The theory of relativity demands that both time and space are elastic. Which means that space can stretch, too. The elasticity of space can be distorted by stretching and shrinking. Space can also be curved.
As is commonally aware, the angles of a triangle add up to 180 degrees. However, if you could put a flat triangle across the face of the Sun, the angles would add up to slightly more than 180 degrees, because, in accordance to the theory of relativity (see "Relativity" topic page) the Sun's gravity curves the space around it.

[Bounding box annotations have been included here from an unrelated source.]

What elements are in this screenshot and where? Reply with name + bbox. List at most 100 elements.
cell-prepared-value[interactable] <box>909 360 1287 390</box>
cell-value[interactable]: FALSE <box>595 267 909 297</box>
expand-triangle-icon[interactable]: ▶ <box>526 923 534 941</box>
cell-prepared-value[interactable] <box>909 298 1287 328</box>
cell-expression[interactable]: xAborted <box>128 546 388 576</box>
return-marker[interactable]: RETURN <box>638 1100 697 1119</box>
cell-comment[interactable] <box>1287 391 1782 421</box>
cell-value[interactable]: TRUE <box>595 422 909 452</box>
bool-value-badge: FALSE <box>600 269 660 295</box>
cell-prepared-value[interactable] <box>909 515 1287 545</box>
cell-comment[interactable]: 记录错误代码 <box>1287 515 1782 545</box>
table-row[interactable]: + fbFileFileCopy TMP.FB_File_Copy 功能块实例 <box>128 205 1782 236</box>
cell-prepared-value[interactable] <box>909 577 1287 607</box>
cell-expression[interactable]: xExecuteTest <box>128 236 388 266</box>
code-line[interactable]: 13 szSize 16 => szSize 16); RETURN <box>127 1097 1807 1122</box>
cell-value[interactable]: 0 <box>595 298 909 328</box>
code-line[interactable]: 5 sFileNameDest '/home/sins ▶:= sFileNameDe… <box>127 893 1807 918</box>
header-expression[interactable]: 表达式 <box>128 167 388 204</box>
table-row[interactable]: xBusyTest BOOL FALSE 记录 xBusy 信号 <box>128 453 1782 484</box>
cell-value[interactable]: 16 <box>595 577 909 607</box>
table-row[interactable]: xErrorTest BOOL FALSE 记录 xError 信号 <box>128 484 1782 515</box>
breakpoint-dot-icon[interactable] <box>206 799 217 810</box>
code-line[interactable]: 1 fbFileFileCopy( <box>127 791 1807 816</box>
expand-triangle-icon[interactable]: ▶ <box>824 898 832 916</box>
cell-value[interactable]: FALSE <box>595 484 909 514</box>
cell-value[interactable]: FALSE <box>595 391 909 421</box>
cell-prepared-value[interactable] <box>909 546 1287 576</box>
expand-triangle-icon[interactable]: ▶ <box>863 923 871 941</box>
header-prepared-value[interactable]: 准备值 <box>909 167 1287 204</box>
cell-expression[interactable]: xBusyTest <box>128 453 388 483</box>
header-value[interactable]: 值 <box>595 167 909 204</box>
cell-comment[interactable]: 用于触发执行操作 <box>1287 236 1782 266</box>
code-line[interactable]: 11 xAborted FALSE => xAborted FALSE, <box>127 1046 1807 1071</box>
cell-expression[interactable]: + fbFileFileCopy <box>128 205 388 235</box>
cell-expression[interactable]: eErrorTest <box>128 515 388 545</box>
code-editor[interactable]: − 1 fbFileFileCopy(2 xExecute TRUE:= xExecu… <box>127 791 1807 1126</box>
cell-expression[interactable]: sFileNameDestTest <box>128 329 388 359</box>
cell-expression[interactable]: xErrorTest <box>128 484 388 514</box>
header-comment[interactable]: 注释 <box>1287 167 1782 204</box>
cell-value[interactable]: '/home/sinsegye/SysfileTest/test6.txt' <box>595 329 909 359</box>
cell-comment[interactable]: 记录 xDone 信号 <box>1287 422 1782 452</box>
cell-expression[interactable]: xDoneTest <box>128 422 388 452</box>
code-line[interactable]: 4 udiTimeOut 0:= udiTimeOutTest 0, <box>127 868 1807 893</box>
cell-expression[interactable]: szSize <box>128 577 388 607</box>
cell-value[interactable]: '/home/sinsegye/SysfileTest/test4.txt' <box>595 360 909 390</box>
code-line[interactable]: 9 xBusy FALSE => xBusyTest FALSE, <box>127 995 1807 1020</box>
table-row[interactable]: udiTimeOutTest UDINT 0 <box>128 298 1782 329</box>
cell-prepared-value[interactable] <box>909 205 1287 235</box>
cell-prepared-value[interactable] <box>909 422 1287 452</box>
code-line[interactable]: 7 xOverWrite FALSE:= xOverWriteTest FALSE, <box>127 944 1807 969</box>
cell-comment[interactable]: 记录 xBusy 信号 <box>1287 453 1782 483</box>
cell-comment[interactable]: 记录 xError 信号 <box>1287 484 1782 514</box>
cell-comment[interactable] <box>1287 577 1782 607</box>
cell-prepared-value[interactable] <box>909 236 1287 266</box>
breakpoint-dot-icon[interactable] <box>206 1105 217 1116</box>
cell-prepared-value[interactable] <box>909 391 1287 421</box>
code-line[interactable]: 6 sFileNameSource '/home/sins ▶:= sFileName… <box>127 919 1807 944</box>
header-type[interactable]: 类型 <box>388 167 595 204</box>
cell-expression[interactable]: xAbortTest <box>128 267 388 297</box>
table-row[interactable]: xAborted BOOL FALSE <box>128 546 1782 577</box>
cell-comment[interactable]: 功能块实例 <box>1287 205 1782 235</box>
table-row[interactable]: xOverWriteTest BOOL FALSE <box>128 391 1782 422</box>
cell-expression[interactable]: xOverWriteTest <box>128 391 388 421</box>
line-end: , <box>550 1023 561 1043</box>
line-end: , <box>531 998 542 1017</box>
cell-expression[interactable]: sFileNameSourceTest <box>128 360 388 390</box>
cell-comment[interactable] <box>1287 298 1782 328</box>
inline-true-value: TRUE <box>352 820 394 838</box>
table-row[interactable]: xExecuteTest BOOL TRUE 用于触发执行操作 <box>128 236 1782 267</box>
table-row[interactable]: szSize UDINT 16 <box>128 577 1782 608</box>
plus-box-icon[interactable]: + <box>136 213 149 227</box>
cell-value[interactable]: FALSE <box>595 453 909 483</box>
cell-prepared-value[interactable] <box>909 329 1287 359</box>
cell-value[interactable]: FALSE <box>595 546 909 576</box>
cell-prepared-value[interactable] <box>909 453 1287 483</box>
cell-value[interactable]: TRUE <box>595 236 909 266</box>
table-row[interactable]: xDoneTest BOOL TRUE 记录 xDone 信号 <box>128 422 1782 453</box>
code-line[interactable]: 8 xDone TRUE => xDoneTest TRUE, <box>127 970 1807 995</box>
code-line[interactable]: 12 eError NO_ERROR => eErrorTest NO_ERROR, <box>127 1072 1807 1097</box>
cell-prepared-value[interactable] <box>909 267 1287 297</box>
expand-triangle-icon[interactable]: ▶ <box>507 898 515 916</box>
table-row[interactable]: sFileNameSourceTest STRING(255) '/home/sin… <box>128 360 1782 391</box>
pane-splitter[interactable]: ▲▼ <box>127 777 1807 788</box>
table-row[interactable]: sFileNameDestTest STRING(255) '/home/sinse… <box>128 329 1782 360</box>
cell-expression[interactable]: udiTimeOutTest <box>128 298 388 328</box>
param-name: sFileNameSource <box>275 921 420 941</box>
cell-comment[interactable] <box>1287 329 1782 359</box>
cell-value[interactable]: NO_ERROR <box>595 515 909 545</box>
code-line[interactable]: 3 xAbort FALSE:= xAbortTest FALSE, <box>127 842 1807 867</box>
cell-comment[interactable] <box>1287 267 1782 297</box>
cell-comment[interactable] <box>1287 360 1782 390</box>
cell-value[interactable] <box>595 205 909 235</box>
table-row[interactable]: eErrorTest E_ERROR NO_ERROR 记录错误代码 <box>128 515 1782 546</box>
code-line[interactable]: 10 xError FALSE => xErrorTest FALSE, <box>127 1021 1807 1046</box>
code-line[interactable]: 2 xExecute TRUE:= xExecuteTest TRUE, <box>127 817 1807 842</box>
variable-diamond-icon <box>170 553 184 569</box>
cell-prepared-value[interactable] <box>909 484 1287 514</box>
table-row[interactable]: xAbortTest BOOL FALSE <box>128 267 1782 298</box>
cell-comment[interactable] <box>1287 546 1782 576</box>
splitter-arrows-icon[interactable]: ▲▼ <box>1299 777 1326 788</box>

This curvature is only slight. We need a much bigger gravitational field, like that of an entire galaxy containing hundreds of billions of stars. By our line of sight, if a galaxy lines up exactly in front of another, then the intervening galaxy's gravitational field acts like a type of lens, which bends the light from the more distant galaxy and focusing it, producing a kind of "halo" effect known as an "Einstein Ring".
Very large spacewarps like this can also occur near a black hole where space is incredibly warped.
In 1935, Einstein and Nathan Rosen theorised the "Einstein-Rosen Bridge" (see image at the top of this page). The Einstein-Rosen Bridge, or, "Wormhole", is similar to a black hole, where it curves space but, instead of plunging down and do for ever, it opens out again to form a second surface underneath.
Passing through a wormhole, you could emerge in some other point of the universe or, in a different time! (See "Time Travel" topic page.)
Wormhole theory totally complies with the laws of relativity. Although as yet, none have been discovered.